A committee at Highland Park High School in Dallas, Texas, which is apparently one of the wealthiest school systems in the entire state, will soon decide if students in Advanced Placement English classes should be allowed to read The Working Poor: Invisible in America, a book about Americans living near the federal poverty line.
The book is under review because a local parent is demanding that students also study the works of Ayn Rand and Ben Carson alongside the “Marxist” curriculum.
“These are feeding children values and beliefs that I don’t hold, and I don’t value. So, I gave some suggestions. If you want to understand poverty in a Marxist or socialist environment, let’s have the children read ‘We the Living’ by Ayn Rand,” she said. “And then let them compare that with poverty in free markets, and read ‘America the Beautiful’ by Benjamin Carson.”

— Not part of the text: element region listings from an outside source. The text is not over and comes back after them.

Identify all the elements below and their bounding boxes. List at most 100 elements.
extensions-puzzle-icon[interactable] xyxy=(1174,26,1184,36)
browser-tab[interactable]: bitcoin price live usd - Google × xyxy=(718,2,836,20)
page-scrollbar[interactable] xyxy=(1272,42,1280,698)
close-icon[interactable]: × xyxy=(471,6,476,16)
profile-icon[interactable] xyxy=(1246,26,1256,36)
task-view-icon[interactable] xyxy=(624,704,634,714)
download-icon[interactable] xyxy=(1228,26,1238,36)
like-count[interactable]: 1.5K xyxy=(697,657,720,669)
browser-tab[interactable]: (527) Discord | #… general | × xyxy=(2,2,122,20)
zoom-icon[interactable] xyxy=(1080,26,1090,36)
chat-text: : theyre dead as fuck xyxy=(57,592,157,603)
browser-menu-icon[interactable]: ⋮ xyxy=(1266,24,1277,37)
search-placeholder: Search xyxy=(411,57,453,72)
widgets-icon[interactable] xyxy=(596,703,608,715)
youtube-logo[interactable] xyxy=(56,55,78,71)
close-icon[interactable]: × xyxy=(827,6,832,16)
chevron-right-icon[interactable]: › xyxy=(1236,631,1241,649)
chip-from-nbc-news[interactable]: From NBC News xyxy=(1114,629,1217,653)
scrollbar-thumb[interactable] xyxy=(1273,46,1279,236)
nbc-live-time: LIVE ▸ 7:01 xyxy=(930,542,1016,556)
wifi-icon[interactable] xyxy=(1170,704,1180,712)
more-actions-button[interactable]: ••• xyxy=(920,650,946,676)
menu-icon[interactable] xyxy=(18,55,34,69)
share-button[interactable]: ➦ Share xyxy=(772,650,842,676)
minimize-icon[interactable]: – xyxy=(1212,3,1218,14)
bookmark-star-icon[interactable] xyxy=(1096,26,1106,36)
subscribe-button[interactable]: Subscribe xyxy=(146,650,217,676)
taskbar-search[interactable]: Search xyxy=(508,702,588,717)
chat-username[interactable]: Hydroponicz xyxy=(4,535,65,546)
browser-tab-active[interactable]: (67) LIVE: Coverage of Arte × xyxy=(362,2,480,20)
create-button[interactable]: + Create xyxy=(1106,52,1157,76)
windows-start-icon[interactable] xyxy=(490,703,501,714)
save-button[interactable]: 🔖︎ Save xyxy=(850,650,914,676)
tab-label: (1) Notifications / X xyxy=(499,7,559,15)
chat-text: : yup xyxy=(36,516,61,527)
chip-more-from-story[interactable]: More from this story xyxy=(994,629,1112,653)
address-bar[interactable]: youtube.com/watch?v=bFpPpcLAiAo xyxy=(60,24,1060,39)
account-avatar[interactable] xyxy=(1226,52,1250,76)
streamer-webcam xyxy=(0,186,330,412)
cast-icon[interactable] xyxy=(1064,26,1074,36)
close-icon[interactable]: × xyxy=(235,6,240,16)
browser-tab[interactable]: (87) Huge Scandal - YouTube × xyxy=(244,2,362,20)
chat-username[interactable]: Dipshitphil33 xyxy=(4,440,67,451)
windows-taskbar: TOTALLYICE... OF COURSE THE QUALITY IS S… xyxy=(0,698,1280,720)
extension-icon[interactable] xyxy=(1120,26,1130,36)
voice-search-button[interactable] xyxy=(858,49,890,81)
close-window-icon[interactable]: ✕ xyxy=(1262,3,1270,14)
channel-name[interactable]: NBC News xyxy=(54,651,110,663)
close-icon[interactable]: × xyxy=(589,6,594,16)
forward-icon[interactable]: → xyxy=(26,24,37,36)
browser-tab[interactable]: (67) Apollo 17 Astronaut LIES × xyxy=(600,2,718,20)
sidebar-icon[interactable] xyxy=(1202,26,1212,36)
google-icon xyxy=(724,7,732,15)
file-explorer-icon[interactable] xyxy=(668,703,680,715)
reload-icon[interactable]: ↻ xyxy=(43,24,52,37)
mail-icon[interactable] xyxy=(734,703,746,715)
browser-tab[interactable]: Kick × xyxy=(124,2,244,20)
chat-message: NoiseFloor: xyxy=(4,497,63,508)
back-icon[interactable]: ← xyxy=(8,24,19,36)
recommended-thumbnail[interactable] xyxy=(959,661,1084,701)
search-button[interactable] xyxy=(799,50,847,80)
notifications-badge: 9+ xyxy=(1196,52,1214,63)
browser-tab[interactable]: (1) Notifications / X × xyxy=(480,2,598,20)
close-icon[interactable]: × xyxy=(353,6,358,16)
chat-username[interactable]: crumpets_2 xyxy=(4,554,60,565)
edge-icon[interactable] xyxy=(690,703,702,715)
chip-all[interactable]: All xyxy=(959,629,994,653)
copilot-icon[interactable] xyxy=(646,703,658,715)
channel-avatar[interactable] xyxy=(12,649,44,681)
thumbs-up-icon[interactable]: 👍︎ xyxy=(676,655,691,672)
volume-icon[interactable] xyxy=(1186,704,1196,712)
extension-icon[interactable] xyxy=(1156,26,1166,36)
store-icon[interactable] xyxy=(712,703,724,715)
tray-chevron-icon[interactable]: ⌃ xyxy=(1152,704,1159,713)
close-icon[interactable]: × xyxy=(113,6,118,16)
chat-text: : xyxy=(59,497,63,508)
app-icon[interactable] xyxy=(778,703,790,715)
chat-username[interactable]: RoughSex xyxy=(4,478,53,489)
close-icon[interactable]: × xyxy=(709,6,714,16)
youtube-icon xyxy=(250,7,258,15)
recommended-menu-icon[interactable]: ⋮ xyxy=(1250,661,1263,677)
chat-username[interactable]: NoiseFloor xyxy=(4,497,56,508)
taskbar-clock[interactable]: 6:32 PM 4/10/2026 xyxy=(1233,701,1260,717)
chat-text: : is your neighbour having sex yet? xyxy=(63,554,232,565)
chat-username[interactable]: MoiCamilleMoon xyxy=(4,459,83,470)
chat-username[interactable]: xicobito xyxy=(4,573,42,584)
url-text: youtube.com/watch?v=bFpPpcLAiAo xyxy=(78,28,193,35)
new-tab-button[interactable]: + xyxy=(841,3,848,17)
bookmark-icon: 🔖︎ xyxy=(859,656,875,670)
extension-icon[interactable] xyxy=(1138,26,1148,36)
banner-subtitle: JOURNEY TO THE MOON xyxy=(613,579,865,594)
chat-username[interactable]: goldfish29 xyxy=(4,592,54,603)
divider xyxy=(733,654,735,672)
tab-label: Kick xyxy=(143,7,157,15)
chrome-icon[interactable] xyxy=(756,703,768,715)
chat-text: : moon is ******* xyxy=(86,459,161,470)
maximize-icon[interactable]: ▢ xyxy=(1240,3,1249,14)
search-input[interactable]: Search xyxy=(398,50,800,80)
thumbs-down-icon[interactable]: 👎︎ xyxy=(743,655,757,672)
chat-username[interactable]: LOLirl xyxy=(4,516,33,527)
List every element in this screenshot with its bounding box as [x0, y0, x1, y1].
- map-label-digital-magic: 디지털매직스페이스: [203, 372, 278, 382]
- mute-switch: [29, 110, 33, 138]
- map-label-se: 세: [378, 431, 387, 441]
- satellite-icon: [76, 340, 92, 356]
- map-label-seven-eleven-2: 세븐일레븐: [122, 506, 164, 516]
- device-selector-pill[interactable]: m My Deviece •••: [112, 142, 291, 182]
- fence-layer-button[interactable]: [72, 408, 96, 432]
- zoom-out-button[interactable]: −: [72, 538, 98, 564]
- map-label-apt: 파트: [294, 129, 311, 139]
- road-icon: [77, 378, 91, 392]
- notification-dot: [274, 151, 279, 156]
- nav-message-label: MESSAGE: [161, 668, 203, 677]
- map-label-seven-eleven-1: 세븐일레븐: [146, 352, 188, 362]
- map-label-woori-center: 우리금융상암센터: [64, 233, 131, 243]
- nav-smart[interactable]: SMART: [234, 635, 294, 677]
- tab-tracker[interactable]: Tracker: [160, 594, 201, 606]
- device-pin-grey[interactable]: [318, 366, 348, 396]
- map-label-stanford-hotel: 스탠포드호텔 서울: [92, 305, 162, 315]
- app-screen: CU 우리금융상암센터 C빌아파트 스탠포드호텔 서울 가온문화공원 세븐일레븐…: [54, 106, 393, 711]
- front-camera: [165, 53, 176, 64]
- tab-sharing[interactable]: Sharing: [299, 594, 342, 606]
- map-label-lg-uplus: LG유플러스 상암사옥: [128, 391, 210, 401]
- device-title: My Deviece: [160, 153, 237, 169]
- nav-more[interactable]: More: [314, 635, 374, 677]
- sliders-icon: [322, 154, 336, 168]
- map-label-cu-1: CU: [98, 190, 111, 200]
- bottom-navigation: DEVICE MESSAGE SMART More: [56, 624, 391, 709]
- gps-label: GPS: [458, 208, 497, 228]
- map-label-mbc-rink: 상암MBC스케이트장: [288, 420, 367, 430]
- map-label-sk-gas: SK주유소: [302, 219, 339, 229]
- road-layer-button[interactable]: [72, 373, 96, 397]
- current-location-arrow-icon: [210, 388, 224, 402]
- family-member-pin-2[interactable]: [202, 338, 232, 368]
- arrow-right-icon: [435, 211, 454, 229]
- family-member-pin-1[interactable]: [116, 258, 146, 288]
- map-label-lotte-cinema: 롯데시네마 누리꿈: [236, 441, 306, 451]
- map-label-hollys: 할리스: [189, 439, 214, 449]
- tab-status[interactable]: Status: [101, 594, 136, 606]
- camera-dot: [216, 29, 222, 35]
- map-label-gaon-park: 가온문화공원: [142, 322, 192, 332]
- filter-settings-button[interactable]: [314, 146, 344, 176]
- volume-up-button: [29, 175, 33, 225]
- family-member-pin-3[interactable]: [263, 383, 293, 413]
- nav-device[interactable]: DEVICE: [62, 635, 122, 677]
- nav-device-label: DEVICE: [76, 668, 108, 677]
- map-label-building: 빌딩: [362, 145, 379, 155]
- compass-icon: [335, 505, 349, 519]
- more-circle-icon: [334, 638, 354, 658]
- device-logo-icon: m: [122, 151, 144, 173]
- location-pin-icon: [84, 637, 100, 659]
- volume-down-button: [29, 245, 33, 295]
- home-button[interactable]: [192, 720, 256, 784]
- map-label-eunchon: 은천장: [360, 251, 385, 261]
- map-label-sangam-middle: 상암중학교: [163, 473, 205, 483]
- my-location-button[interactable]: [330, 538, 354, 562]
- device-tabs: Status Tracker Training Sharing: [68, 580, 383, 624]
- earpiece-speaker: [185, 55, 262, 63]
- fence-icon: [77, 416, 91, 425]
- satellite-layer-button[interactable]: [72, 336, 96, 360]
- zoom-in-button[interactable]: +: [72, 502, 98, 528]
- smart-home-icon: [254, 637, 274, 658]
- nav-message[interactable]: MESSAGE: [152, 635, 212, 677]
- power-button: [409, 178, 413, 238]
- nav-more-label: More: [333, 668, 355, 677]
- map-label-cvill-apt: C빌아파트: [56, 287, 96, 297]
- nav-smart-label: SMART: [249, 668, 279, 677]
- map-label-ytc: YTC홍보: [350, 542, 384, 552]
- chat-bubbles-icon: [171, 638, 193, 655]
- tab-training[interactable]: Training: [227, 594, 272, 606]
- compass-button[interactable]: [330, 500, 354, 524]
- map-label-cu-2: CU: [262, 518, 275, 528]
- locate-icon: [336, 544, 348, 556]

The idea that the works of Ayn Rand and Ben Carson should be studied alongside well-researched literature on poverty is no different than saying creationism should be taught alongside evolution or that we should teach the controversy of climate change rather than just the science.
The concerned parent believes poverty should not be discussed or studied in Advanced Placement English class (a college-level class), but I would say it’s an excellent opportunity to study the topic.
If students are taught that accuracy matters and that fabricating economic theories out of whole cloth has no merit, they may never be tempted by the fictional works of Ayn Rand or Ben Carson.
Ben Carson, the author of America the Beautiful, recently favorably compared our founding fathers to ISIS and suggested that we should be more like ISIS today.